According to Mass Live…
Developer Mass Gaming & Entertainment petitioned the commission in June to revisit its application and to do so “without further delay.” Backed by Rush Street Gaming, the company reportedly communicated that the state’s southeastern region continues to suffer without a casino.
The federally-recognized Mashpee Wampanoag Tribe broke ground on April 5, 2016, on its First Light Resort & Casino in Taunton, just 30 min from the proposed Brockton casino. The $1 billion development remains in limbo, however, after a federal judge ruled that the tribe’s sovereign reservation was not valid.
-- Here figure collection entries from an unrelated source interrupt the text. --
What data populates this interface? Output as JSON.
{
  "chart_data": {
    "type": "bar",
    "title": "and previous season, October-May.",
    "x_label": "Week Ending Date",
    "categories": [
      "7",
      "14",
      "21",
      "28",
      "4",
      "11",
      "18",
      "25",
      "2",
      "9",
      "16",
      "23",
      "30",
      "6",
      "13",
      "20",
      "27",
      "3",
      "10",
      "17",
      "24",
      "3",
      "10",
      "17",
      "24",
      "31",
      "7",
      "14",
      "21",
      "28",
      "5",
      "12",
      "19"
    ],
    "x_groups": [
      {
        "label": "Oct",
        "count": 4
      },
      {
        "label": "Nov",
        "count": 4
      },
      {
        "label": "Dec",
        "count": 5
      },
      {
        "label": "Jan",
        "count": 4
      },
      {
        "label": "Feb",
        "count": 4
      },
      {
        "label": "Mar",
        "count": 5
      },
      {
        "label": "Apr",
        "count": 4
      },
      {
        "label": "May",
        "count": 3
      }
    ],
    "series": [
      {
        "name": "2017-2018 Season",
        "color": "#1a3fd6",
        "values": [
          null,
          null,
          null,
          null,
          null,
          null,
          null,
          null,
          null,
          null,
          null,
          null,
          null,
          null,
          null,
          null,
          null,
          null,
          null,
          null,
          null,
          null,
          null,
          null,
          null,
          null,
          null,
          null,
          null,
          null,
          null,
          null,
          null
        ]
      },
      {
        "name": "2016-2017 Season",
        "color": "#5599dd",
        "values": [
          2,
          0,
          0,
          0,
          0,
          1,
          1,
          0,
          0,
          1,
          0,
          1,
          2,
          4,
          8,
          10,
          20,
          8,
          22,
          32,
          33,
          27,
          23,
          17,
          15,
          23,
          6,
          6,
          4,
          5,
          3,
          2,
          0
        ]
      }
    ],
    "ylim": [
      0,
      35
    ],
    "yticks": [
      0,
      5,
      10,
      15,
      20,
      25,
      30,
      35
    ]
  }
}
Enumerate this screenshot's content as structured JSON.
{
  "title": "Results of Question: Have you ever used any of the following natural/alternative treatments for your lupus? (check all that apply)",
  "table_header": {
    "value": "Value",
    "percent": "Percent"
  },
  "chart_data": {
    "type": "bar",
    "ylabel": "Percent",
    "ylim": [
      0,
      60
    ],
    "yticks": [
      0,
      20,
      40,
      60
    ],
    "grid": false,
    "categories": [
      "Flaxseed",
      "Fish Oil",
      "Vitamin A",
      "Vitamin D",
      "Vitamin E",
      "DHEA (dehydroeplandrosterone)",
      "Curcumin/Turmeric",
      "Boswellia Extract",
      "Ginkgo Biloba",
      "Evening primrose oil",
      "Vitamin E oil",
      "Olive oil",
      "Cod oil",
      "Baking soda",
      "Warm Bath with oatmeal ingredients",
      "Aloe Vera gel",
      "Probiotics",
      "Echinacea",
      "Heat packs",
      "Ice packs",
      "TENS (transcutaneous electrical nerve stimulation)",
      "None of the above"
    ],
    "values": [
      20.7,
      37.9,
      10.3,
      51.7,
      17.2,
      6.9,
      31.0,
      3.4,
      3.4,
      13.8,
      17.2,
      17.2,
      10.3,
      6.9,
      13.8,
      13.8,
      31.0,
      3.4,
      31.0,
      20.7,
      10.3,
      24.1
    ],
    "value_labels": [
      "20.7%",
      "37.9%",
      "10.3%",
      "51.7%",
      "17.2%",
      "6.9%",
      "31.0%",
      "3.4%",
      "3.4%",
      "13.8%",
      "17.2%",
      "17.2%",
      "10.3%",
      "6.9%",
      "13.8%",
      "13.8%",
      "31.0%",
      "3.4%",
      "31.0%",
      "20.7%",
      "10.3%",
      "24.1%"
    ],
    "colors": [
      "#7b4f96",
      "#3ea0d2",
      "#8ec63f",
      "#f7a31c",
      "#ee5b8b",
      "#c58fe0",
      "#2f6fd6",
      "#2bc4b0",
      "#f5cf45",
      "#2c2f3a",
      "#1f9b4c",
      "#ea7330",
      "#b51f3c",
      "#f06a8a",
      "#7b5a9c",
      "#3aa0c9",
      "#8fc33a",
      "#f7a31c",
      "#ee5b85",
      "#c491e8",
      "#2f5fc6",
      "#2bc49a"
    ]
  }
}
Siding instead with residents of Taunton who sued to block the casino.
Under Massachusetts’ 2011 expanded gaming law, as many as three casinos can operate in the state, including regions in Boston and Springfield and the southeastern region, also know as Region C. While the latter has yet to see the opening of a casino, Wynn Resorts’ Encore Boston Harbor is expected to open in 2019, while as mentioned, MGM Springfield is set to open next month.
In its petition, Mass Gaming and Entertainment said…
“Reconsideration of MG&E’s application is not just the right thing to do for the Southeast region of the Commonwealth, it also is the legal thing to do.”
Process outlined by commission:
Members of the Gaming Commission said that a process must be established for dealing with the request for reconsideration; and that various issues need also be addressed and communicated to the Gaming Commission, as there have been numerous gaming industry changes, both in Massachusetts and outside the state, since the 2016 rejection.
The issues suggested and to be reported to the commission “by a date to be set by the Commission” include the review of:
- Massachusetts’ gaming market regarding expected demand for gaming
- The gambling market in the Mid-Atlantic and Northeast, to include projections and revenue receipts
- The ability to employ workers who possess casino skills
- Factors such as each region’s unemployment rate and whether the employment marketplace can satisfy job demand with a potential third gaming venue in the state
Commission Chairman Stephen Crosby, said…
With the casinos in Boston and Springfield opening, “we’ve got our hands full.”
Crosby and other commission members reportedly said that some preliminary staff review is possible before September.
The letter to the commission reportedly said…
“Put simply, reconsideration and approval of MG&E’s application would mean over $100 million dollars in the Commonwealth’s coffers and thousands of jobs for Massachusetts residents during the next 2-3 years as opposed to zero revenue and zero jobs for at least the next 2-3 years or more if any other potential bidder is considered.”
In its 2016 rejection of the Brockton casino, Crosby had strong words for Mass Gaming & Entertainment before that hearing even began, stating that the planned Brockton casino was a “great disappointment that “sits in the middle of a vast parking lot, completely isolated from any other operating part of the community, with no links or coherent strategies for broader urban renewal or economic development.”